On the Japanese island of Naoshima, several houses are converted to art installations of varying impact. Alone, I visited the island and did my best to check off each house as I eventually deciphered the map and winding streets from one art project to the next.
If I roll my eyes at “art” it is sometimes that which is most simple in execution that becomes most poignant over time.
One house required a line outside as it was pitch black inside. That is all we were told. As we entered, we were guided to an area to sit, as our eyes were consumed by nothingness. In the following moments as we sat and stared in front of us, a black screen appeared. To conclude the experience, the host said “it was always there.”
Ah, art.
That piece continued to resonate with me after I exited the house and over the following year. It is adulthood which is the dark room, yet you must look harder to see the light still there, as it always was.
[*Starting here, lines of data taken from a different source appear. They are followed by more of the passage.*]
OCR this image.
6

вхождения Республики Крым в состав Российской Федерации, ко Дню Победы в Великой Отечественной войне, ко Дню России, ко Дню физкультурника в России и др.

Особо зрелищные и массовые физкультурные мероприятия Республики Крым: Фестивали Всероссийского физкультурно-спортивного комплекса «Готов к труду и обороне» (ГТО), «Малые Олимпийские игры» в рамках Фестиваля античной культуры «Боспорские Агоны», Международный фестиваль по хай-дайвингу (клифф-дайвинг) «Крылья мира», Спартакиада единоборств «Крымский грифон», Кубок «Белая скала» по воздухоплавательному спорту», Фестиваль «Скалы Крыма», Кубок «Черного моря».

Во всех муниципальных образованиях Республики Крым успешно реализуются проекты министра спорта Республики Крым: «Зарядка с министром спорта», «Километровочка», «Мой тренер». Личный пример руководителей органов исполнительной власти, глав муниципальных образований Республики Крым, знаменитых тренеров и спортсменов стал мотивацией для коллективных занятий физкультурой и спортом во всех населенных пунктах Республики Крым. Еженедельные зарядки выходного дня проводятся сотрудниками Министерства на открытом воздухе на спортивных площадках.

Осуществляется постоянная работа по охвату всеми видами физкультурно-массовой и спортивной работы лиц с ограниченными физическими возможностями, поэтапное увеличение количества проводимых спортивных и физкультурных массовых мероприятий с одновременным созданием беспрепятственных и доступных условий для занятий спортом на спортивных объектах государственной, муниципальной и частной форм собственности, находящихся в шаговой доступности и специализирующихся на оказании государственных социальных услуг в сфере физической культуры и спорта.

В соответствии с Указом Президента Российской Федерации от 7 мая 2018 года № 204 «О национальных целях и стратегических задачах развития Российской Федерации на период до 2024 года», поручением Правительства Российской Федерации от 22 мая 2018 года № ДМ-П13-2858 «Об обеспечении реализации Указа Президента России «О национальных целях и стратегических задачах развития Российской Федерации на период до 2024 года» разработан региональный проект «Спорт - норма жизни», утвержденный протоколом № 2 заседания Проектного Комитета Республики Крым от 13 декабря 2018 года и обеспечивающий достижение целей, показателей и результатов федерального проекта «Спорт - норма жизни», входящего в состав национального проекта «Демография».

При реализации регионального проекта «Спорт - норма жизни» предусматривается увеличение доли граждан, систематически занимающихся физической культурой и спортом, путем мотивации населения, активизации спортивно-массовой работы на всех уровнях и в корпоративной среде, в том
I’ve struggled immensely with acknowledging that there is the part of life where one looks forward to things and then the part one looks backwards on experiences once had, and I’ve well past the age of looking forward to anything. But, I can still look, harder, at every moment. I can still find in the darkness there is light. In each passing year, I just need to keep looking into the pitch black until I see more than I thought there was, and be present in that moment without the need for anticipation or the bittersweet cognition of reminiscing life forever gone, buried into darkness with a flame of light scientifically impossible to rekindle.